Monday, April 25, 2011
Coretta Scott King
Born on April 27, 1927, Coretta Scott King grew to become an important player in the civil rights movement as an activist fighting for peace and equity around the world. This energy and drive was no surprise to her parents. She was fiesty, could run faster, and she was stronger than other children she grew up with.
Although becoming educated as an African American during this time was difficult (due to racism) Coretta worked hard in her studies (taking her mother's advice) and graduated sixth grade at the head of her class.
In high school she graduated as valedictorian and she decided to follow her sister to Antioch College (where she won a scholarship). Thoughout her studies she was racially discriminated against in many ways. She would talk to those people in authority, but they would ignore her. She decided to take action and join the NAACP. Coretta became very active in the local branch of the NAACP and graduated with a teaching degree. She took the words of Horace Mann, the founder of Antioch College, to heart: "Be ashamed to die until you have won some victory for humanity."

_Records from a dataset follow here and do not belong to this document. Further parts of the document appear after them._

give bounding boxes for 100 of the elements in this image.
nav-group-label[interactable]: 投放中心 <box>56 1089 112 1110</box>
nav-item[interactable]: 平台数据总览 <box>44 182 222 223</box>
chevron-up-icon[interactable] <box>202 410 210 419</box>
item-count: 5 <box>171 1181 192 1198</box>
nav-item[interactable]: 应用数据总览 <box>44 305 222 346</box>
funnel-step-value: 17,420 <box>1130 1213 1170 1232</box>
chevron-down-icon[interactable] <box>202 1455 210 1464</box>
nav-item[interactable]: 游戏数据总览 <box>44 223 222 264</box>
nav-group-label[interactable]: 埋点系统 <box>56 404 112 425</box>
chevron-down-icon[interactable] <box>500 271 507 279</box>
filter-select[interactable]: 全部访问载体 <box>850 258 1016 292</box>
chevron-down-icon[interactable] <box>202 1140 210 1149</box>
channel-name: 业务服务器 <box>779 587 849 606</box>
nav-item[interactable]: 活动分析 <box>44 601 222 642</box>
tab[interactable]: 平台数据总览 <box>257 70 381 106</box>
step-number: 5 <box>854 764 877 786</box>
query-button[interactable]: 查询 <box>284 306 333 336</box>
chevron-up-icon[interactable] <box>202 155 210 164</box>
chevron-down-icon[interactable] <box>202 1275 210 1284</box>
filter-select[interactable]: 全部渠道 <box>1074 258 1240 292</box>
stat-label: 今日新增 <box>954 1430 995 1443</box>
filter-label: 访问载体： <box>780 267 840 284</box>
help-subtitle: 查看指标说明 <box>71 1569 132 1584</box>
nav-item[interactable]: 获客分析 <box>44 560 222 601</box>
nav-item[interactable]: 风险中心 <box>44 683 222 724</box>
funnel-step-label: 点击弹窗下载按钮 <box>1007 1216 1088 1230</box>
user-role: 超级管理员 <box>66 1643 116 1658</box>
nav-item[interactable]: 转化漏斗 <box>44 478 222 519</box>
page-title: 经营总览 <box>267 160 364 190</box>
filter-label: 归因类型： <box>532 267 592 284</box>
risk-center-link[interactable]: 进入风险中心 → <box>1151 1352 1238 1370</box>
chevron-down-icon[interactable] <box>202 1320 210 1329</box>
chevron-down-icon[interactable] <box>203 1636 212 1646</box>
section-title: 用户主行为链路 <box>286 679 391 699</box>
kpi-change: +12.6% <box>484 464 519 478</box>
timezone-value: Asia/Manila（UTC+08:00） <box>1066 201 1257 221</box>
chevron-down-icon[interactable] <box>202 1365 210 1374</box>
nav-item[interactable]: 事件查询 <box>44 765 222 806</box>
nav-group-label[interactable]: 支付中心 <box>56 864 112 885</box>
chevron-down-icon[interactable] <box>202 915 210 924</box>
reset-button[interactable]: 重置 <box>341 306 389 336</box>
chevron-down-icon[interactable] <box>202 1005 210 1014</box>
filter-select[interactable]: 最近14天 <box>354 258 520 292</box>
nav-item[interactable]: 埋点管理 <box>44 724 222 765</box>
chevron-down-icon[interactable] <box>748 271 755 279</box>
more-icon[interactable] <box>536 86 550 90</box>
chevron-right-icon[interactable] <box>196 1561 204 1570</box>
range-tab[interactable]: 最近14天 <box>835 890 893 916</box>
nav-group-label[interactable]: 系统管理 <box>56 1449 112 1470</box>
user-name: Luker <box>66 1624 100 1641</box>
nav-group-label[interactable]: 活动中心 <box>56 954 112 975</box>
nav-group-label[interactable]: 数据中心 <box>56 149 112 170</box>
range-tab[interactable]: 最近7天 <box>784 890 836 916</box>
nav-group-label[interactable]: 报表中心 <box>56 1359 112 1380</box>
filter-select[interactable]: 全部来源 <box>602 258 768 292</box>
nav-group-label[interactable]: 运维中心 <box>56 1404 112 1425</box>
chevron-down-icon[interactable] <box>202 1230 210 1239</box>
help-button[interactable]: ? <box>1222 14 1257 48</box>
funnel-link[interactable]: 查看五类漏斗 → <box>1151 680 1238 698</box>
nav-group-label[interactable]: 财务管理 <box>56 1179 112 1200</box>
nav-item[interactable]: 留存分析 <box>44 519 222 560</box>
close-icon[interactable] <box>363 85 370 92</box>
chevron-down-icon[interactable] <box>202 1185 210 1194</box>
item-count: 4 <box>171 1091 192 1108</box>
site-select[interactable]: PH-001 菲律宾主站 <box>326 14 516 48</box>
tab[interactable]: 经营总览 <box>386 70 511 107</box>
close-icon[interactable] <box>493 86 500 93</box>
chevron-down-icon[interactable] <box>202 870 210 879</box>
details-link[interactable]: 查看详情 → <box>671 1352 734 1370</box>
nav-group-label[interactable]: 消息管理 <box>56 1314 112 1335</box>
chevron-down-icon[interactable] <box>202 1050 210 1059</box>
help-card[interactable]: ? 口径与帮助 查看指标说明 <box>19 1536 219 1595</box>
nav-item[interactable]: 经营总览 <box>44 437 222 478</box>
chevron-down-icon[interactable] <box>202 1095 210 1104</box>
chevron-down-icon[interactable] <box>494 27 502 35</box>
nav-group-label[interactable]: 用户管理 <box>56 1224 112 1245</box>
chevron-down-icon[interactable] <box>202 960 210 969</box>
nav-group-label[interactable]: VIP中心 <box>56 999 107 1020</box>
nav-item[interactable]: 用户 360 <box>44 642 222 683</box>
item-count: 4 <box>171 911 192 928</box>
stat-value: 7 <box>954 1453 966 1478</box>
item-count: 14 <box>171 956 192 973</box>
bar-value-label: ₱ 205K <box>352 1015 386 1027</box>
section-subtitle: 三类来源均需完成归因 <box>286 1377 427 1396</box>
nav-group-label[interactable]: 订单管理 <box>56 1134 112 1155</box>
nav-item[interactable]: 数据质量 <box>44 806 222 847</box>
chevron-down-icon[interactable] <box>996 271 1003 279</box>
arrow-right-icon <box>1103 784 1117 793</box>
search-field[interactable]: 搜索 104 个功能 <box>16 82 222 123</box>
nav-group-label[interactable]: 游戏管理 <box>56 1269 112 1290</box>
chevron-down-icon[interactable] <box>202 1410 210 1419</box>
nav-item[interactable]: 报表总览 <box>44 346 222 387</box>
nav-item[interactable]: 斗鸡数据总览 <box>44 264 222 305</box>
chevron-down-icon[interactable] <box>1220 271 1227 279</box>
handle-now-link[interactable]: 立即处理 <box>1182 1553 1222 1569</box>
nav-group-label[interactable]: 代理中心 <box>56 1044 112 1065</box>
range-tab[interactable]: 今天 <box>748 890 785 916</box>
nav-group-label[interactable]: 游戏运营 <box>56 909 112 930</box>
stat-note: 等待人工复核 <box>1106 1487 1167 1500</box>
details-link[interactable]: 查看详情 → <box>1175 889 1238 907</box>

After graduating from college, Coretta applied to the New England Conservatory of Music and moved to Boston. Things changed in the year 1952. Her friend gave her number a young man who wanted to meet her (who was attending Boston University). On June 18, 1953, Coretta decided to marry this man. This man was Martin Luther King, Jr.. By 1964 they had four children. But this did not slow her down from the passion to fight for civil rights. She raised thousands of dollars for organizations to continue the the quests. She ended up traveling all over the world to help influence change and promote nonviolence. In 1968, whe won the Woman of the Year Award given by the National Association of Radio and Television Announcers.
After her husband's death she vowed to keep his memory alive. The need to fight against inequality and discrimination was her quest. She changed the world for the good of humankind.
This pictures provided a life story to go along with the books message. Photographs of Coretta as a young girl, when she was married, her children, and the marches that she was involved in were captured on the pages.